Notice that these two operate in a feedback cycle. As we improve our inner conflict, we get better at finding real patterns in the world. As we get better at finding real patterns in the world, we can apply that skill to ourselves. As we get better knowledge of ourselves, we can better teach the man. This allows us to better train the lion and further tame the monster, reducing our inner conflict.
This sort of knowledge is deeply participatory in nature. It’s not the same type of knowledge as holding facts in our head. We have to change how we participate in the world. That in turn changes how the world responds back to us. This puts a further demand on us to change. These two systems spin in a feedback loop.
Plato has a famous myth that captures the feedback loop we’ve just discussed. Imagine that there’s a cave with a number of people chained at the bottom of the cave. They’ve never been outside the cave, and have no direct access to the “real world”. They only see shadows of puppets representing objects from outside the cave, accompanied by any relevant sound effects. They believe that the shadows are the real thing. Why wouldn’t they? That's all they’ve ever seen. At some point, one of the prisoners breaks free from his chains and manages to reach the other side of the cave. He’s jolted awake by the realisation that the shadows, which until then were the basis of his reality, are not real. He notices a light in the distance. His curiosity and desire to be in touch with what’s true pulls him to it. He walks towards the light, slowly and carefully. He’s actually forced to walk carefully, because his eyes are not used to the increasingly bright. He needs to engage in an iterative process where he takes a few steps forward, adjusts his eyes and takes another few steps forward.
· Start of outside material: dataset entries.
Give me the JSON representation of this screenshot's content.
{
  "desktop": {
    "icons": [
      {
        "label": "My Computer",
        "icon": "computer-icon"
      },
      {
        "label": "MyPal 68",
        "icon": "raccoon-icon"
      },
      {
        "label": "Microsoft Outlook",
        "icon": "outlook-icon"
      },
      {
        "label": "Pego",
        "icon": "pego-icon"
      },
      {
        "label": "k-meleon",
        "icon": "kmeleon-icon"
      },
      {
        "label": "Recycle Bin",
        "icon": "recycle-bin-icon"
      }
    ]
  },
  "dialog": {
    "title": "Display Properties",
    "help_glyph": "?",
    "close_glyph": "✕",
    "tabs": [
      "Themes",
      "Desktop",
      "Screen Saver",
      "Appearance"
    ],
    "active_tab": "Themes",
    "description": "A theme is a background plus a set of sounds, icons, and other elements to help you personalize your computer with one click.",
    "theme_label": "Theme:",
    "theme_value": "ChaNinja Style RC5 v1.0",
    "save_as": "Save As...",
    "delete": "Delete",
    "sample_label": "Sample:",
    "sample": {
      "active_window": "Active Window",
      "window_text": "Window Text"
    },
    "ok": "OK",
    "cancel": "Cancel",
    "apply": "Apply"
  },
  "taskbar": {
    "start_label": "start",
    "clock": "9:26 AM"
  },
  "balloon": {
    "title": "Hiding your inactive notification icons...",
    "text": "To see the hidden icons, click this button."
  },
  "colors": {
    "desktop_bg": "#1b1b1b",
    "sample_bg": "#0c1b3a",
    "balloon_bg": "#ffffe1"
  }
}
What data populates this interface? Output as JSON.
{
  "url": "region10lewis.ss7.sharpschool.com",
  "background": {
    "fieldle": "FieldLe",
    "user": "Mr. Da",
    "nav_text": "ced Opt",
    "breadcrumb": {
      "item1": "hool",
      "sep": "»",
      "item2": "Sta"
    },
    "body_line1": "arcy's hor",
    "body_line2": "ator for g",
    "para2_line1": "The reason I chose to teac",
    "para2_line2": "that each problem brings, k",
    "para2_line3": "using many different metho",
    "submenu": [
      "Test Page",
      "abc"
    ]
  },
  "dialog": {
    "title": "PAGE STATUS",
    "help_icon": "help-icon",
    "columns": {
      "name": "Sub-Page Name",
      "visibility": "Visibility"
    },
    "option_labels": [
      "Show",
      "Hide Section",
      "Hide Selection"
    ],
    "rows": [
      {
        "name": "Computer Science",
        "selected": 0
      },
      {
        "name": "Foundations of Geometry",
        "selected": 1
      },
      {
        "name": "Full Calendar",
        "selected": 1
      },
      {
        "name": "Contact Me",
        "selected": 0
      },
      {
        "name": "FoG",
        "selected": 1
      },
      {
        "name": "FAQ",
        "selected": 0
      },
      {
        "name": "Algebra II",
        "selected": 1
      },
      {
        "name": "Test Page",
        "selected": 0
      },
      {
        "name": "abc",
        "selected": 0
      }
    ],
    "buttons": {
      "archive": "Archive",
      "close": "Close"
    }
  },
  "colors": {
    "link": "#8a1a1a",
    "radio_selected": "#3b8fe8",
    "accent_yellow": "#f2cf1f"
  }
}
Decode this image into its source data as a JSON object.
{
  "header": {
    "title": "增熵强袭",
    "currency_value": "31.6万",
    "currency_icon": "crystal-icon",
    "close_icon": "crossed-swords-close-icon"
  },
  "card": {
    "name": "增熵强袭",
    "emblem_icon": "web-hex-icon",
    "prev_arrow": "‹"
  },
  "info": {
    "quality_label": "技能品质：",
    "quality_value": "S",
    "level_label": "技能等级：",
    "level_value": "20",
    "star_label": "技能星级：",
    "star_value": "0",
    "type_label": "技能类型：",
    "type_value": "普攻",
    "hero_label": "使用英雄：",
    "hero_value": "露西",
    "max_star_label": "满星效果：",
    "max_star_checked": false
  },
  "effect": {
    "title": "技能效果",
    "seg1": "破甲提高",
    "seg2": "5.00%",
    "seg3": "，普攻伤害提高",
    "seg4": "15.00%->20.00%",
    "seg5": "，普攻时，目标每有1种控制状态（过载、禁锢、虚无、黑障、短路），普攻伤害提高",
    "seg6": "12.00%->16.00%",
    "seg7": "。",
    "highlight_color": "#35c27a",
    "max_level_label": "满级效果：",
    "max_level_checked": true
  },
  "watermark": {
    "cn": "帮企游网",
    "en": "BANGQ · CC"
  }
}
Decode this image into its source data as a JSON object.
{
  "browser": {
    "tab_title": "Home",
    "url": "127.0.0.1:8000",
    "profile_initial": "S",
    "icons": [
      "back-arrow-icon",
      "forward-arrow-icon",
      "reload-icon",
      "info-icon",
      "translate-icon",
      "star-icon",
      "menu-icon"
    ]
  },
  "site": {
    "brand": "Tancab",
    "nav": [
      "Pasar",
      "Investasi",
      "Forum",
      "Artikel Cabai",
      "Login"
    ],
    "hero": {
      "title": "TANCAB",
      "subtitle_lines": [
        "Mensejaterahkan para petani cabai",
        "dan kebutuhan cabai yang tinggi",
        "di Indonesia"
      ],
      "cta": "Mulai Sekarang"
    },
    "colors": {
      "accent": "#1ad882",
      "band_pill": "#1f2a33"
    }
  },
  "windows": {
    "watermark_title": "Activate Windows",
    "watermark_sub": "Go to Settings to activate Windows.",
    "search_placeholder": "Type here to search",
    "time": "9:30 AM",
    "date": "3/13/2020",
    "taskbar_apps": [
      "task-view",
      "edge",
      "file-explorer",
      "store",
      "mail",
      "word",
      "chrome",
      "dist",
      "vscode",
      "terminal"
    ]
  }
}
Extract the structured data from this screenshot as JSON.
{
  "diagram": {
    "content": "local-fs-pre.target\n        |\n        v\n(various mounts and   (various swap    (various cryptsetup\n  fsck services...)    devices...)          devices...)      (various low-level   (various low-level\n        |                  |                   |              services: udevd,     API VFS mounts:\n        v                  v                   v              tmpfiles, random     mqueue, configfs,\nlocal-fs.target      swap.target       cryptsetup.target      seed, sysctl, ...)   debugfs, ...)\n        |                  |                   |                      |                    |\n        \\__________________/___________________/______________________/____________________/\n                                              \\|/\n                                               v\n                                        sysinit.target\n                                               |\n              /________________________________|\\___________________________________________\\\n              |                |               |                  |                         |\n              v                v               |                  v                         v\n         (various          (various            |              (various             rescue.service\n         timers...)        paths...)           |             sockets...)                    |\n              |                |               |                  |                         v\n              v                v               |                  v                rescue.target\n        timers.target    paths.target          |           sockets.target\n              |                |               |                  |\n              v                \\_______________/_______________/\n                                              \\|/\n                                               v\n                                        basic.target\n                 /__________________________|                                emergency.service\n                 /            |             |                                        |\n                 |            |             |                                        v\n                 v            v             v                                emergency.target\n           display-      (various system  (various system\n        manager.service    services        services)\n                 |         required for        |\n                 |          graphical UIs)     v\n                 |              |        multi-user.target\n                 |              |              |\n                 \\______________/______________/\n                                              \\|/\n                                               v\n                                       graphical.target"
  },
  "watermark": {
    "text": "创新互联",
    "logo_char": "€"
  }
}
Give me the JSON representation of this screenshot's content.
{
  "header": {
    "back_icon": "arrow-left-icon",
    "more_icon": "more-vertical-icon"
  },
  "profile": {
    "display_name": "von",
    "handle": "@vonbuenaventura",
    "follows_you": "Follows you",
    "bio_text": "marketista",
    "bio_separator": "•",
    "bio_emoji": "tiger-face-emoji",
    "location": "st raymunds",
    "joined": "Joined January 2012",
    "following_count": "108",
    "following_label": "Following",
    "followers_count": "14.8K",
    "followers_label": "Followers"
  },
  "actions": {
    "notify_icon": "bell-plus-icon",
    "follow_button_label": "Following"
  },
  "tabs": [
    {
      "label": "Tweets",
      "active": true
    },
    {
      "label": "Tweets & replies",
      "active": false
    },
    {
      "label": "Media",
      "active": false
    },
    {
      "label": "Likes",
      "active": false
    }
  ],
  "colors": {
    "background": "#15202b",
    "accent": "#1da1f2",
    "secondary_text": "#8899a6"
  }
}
Eventually, he escapes the cave altogether and realises that the world is richer than his wildest dreams. The puppets seem laughable compared to what he can now perceive. Off in the distance in the sky, he notices the source of all this light. But his eyes are completely unprepared to gaze directly at it.
Thrilled by his new discovery, he runs down to the bottom of the cave where the others are still imprisoned. He tries to free them, and to share what he’s learned with them. But his eyes are no longer adjusted to the darkness of the cave. He stumbles and his speech seems babbled to the others. Moreover, his pronouncements seem so fantastical in comparison to what the prisoners are certain is true that they ridicule him. Eventually, when he refuses to stop talking about his discoveries, they kill him. Of course, this last bit is an allusion to the fate of Socrates.
Anagoge
Despite what most people think, enlightenment isn’t a purely Eastern idea. Plato’s cave is a myth of enlightenment and cultivating wisdom. The man is literally making an ascent into the light. It’s a myth of self-transcendence and self-transformation. The greek word for this iterative ascent is called anagoge. It’ll come up often in the rest of this lecture series. Previously, we discussed how the ancient Israelites took the axial myth and articulated it in terms of a historical narrative. That is, the present moment is the illusory world beset by violence, greed, suffering and self-deception. The promised land is an ideal world set in the future. Plato instead takes this axial structure and turns it into a myth of how one can live a more meaningful life by living rationally. That is, one can become more alive and at peace with oneself, as one engages more deeply with reality. This is what Plato calls wisdom. In Plato’s model, reason and spirituality are not in opposition to each other. Rather, they’re tightly bound together.
This myth is so pervasive that countless books, poems and movies over the last few thousand years have instantiated it. The Matrix is a contemporary example. A protagonist named Neo (i.e. new man) breaks free from his illusions to discover the real world. He then embarks on a quest to free everyone else that’s trapped in an illusion.